Scred: Oh, okay -- but phooey, anyway. [ Scred holds two chickens over the sacrificial hole. ] Are you ready?

Favog: LAY 'EM ON YOUR GOD!

Scred: Here they come!

[ Scred drops the chickens into the hole. They land with a splash, and there's a flushing sound as The Mighty Favog digests the sacrifice. He smacks his lips. ]

Favog: AWRIGHT. STATE YOUR PROBLEM.

Ploobis: Oh, Mighty Favog! My charming wife Peuta can't release her darts.

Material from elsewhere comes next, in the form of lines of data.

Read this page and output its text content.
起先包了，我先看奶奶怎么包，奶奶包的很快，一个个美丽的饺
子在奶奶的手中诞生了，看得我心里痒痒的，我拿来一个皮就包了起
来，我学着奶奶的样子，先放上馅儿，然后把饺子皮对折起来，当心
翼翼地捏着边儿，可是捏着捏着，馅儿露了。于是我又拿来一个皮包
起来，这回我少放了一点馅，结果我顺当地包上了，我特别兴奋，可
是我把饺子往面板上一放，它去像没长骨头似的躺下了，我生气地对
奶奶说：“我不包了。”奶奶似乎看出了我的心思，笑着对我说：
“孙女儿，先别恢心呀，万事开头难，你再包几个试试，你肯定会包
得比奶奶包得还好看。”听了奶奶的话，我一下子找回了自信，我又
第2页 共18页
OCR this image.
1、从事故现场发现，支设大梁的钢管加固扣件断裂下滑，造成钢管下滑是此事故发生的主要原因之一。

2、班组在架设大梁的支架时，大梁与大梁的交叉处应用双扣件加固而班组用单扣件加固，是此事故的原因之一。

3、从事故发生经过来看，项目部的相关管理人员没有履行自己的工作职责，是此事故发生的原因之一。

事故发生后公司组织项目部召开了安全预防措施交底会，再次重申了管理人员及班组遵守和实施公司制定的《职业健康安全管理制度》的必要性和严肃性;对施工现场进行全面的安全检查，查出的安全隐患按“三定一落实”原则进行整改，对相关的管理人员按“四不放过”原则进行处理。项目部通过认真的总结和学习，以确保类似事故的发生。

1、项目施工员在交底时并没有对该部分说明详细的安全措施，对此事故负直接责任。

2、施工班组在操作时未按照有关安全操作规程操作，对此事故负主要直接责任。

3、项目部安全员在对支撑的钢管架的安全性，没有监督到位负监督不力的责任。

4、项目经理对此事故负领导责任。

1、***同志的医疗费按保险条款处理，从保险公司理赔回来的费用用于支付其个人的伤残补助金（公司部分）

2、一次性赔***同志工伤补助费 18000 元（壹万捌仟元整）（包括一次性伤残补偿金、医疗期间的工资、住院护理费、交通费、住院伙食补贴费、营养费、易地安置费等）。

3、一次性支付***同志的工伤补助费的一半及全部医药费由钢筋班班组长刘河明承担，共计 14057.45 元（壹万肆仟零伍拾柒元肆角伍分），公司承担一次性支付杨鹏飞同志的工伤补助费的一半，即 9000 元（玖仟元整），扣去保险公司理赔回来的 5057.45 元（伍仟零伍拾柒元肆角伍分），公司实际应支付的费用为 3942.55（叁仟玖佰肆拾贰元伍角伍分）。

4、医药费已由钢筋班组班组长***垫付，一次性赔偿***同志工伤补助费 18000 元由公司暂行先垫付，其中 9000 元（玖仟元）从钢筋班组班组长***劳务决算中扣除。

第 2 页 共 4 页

Favog: MMMMM. AWRIGHT. YA READY?

Ploobis & Scred: We are ready, Oh Mighty Favog!

[ There's a clap of thunder and a flash of lightning. ]

Favog: HERE IS THE ANSWER!

Ploobis: Yeah?

Favog: CHEER UP. THINGS COULD BE WORSE.

[ GONG!!! ]

Ploobis: For that, I paid two chickens?

Favog: LIKE I SAID -- CHEER UP, THINGS COULD BE WORSE. YOU COULDA PAID FOUR CHICKENS. NEXT!

[ Scred and Ploobis walk off. ]

Scred: You can't argue with that...

Ploobis: Yeah, but...

Favog: I'M HERE EVERY DAY! TELL YER FRIENDS!